The Federal Communications Commission on Tuesday took its next steps to bat down robocalls, including letters to carriers about free robocall blocking tools.
In addition to writing to major phone companies and third-party developers, the FCC issued a Public Notice (PDF) seeking input on a variety of robocall-related questions and status updates on carrier efforts to help block unwanted calls.
Some key questions include whether phone companies are offering call blocking options to customers at no cost; how they’re measuring effectiveness; and protections in place to makes sure emergency services don’t experience interference, such as potential impacts on 911 services.
Comments are due by April 30 and will inform the FCC’s second Call Blocking Report, which details the state of products and services offered in the U.S.
Acting Chairwoman Jessica Rosenworcel also announced the launch of a new effort to track and itemize the FCC’s actions toward implementing the TRACED Act anti-robocall law, with a webage that outlines progress and steps taken.
“No one wants more unwanted robocalls in their life,” Rosenworcel said in a statement. “I’m proud that we continue to find new ways to use all the tools at our disposal to make it clear to illegal robocallers that their days are numbered. We want them to know that we’re advocating on behalf of consumers everywhere to put an end to these calls.”

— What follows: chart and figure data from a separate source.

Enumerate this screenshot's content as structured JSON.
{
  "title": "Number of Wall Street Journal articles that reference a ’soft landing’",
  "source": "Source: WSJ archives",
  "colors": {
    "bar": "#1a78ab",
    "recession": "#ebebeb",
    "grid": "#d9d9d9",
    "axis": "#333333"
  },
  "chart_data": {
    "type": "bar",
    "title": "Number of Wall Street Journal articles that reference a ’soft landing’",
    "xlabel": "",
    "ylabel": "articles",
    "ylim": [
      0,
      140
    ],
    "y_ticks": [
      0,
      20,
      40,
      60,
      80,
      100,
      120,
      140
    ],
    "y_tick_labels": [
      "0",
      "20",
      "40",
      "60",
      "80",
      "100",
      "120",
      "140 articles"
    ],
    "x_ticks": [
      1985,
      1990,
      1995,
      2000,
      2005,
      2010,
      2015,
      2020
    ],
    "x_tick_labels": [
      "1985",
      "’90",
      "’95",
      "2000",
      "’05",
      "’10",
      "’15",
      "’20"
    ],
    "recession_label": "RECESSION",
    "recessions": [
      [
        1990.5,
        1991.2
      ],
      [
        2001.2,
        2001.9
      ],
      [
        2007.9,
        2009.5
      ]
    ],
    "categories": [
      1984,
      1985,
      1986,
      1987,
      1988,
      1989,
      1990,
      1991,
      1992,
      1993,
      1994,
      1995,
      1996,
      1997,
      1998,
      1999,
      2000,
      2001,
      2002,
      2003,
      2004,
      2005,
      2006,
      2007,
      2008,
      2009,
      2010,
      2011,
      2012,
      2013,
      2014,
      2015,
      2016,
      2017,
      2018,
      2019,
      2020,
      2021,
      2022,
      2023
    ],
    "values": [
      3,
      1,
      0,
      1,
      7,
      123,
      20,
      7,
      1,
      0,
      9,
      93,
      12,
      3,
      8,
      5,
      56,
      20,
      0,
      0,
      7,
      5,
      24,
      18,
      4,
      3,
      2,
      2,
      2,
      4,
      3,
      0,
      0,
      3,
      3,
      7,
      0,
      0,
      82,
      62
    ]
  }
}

Two cease-and-desist letters have also been sent by the FCC’s Enforcement Bureau to phone companies that are suspected of transmitting illegal robocall traffic. Those include Phonetime Inc, which does business as Tellza, and R Squared Telecom.
Robocalls are an issue that the FCC, U.S. government, and carriers have been trying to tackle, as illegal and unwanted calls bombard Americans. In 2020 roughly 45.8 billion robocalls were placed in the U.S., according to the YouMail Robocall Index, with an estimated 13.5 billion so far in 2021.
The FCC previously authorized carriers to automatically block illegal robocalls. And carriers have been working to implement the mandated STIR/SHAKEN caller ID authentication technology.
T-Mobile in late March was the first in the wireless industry to have the protocol in place with all major U.S. network providers. STIR/SHAKEN helps ensure the phone number that shows up on caller ID is authentic and not being spoofed.
The deadline for STIR/SHAKEN is coming up at the end of June.